Why these two are married is half the film's mystery. It's just there, a fact of the universe like gravity or Walmart. It's something John didn't understand either, not at first.

Structurally, the film is split into two parts. The first half is John's exploration of why his wife died, and the second is how he'll mourn her memory. As a whole, the film is the story of John's transformation from the detritus of his wife's tragedy.

Director Fernando Meirelles' freshman work, City of God, takes a guerilla approach to filmmaking, which is again utilized here. The cinematography is a careful cocktail of reflection and spontaneity -- Meirelles populates his scenes of African life with a vibrant and kinetic use of natural imagery. From this he weaves a rich tapestry of sound and color, of life against the odds of day-to-day reality and a western world whose interest in the continent is at best casual neglect.

The scenes of hope in even the bleakest shadows of poverty in the first half of the film disappear in the second. Here, the movie becomes unwaveringly cynical. As John unearths the cover ups of his wife's death, he is moved to complete the work she left unfinished.

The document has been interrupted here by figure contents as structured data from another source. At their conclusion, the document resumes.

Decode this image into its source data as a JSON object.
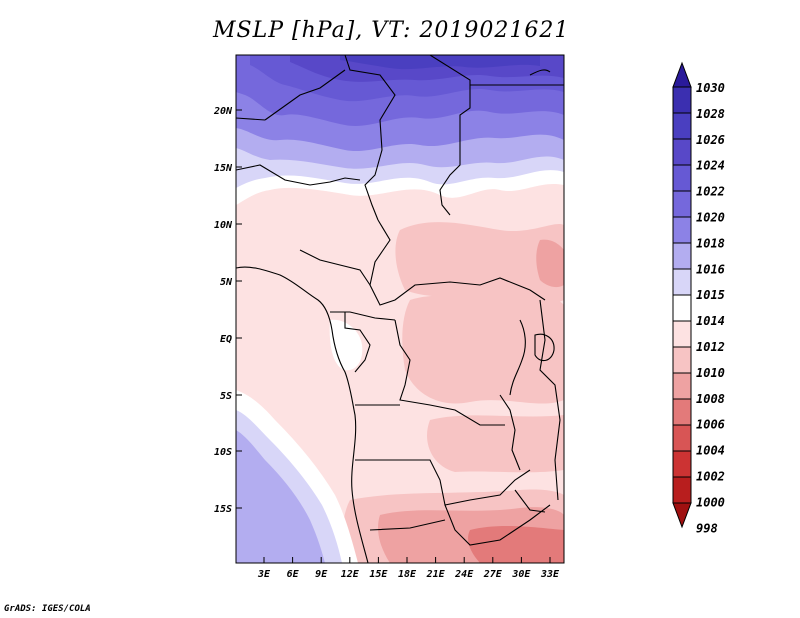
{
  "title": "MSLP [hPa], VT: 2019021621",
  "credit": "GrADS: IGES/COLA",
  "lat_labels": [
    "20N",
    "15N",
    "10N",
    "5N",
    "EQ",
    "5S",
    "10S",
    "15S"
  ],
  "lon_labels": [
    "3E",
    "6E",
    "9E",
    "12E",
    "15E",
    "18E",
    "21E",
    "24E",
    "27E",
    "30E",
    "33E"
  ],
  "colorbar": {
    "levels": [
      "1030",
      "1028",
      "1026",
      "1024",
      "1022",
      "1020",
      "1018",
      "1016",
      "1015",
      "1014",
      "1012",
      "1010",
      "1008",
      "1006",
      "1004",
      "1002",
      "1000",
      "998"
    ],
    "colors": [
      "#2a1a9a",
      "#3b2fb0",
      "#4a3fc0",
      "#5848c8",
      "#6659d4",
      "#7568dc",
      "#8c82e6",
      "#b3adf0",
      "#d8d6f8",
      "#ffffff",
      "#fde2e2",
      "#f7c4c4",
      "#eea2a2",
      "#e37a7a",
      "#d85555",
      "#cc3333",
      "#b81e1e",
      "#a01010"
    ]
  },
  "colors": {
    "frame": "#000000",
    "border": "#000000"
  }
}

The film is shot with an almost-schizophrenic paranoia as the enemies that doomed John's wife close in. Colors are tinted with metallic grey, shots are grainy like a security video and everyday observations of strangers on the street take on a heightened and choking dimension of menace.

The film climaxes in the African dessert from the beginning, and concludes with a sad but redemptive irony unfamiliar in most of cinema today. There is likely no success in John's or Tessa's efforts to help those who have been abandoned and exploited by those most in the position to help them.

However, if film can be a kind of truth, then Gardener's point is to remember that we can change, and change can better us. Change begins when we realize that even if we can't help everyone, we make a difference in those we do. Individual compassion resonates more than society's collective apathy.

In the end, The Constant Gardener is an exploration in the best sense of the word. It looks far beyond the physical terrain of Africa and Europe, into the expanse of human emotion, taking us to those places where geography is much more than where we are on the map.

As we abandon our present excursion through the possibilities within this film, for reasons of time and marginal space, I hope many see this movie and that its memory takes root. Maybe not forever, but just long enough so that, when the film drops from their memories, it comes with the twinge which happens when we forget something important.